Valentine’s Day is actually a tradition that started in the fourth century B.C. with the ancient Romans. Every year, the names of the local teenage girls were placed into a box and drawn at random by the adolescent boys, as a male rite of passage. Each young boy was assigned a female companion for the duration of the year, until the lottery the next year. After eight hundred years, the early church fathers sought to put an end to their practice. They found their answer in a Roman bishop named Valentine.

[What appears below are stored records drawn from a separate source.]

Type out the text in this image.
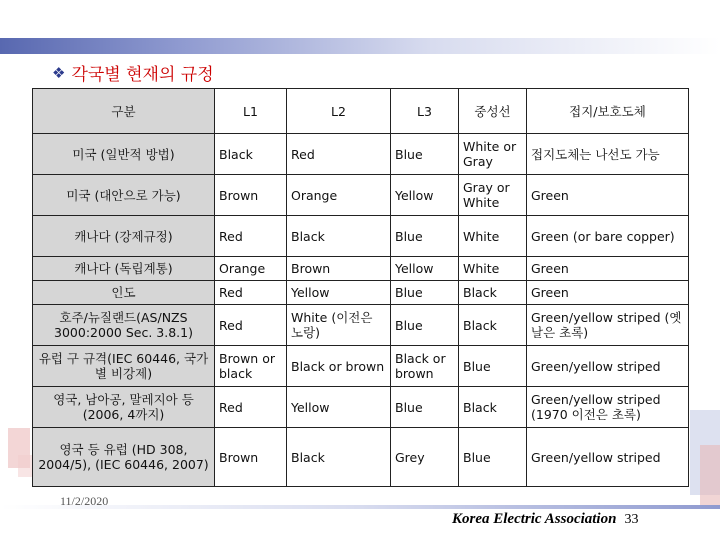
❖ 각국별 현재의 규정
구분	L1	L2	L3	중성선	접지/보호도체
미국 (일반적 방법)	Black	Red	Blue	White or Gray	접지도체는 나선도 가능
미국 (대안으로 가능)	Brown	Orange	Yellow	Gray or White	Green
캐나다 (강제규정)	Red	Black	Blue	White	Green (or bare copper)
캐나다 (독립계통)	Orange	Brown	Yellow	White	Green
인도	Red	Yellow	Blue	Black	Green
호주/뉴질랜드(AS/NZS 3000:2000 Sec. 3.8.1)	Red	White (이전은 노랑)	Blue	Black	Green/yellow striped (옛날은 초록)
유럽 구 규격(IEC 60446, 국가별 비강제)	Brown or black	Black or brown	Black or brown	Blue	Green/yellow striped
영국, 남아공, 말레지아 등 (2006, 4까지)	Red	Yellow	Blue	Black	Green/yellow striped (1970 이전은 초록)
영국 등 유럽 (HD 308, 2004/5), (IEC 60446, 2007)	Brown	Black	Grey	Blue	Green/yellow striped
11/2/2020
Korea Electric Association 33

At the time, the Roman Emperor Claudius II had issued a cruel law forbidding marriage because he believed a married soldier would not leave his family to fight in battle. But Valentine, seeing the sorrow of young lovers, secretly performed marriage ceremonies for them. Once Emperor Claudius II learned of this “friend of lovers” he had Valentine arrested and jailed. While awaiting his fate in prison, Valentine befriended his jailer, Asterius, who begged Valentine to heal his blind daughter. Through his faith, Valentine restored her sight. But this didn’t help his case. Just before his execution on February 14th, he signed a farewell note to the daughter, From Your Valentine. Valentine thereafter became the Patron Saint of an annual festival held every February 14th in which young Roman men would offer notes of affection to women they admired. Hence, the Valentine’s Day card was born.
Saint Valentine’s reputation for being both a heroic martyr and a romantic made him very popular throughout the Middle Ages in England and France. The annual tradition in his honor spread with Christianity and is now celebrated worldwide.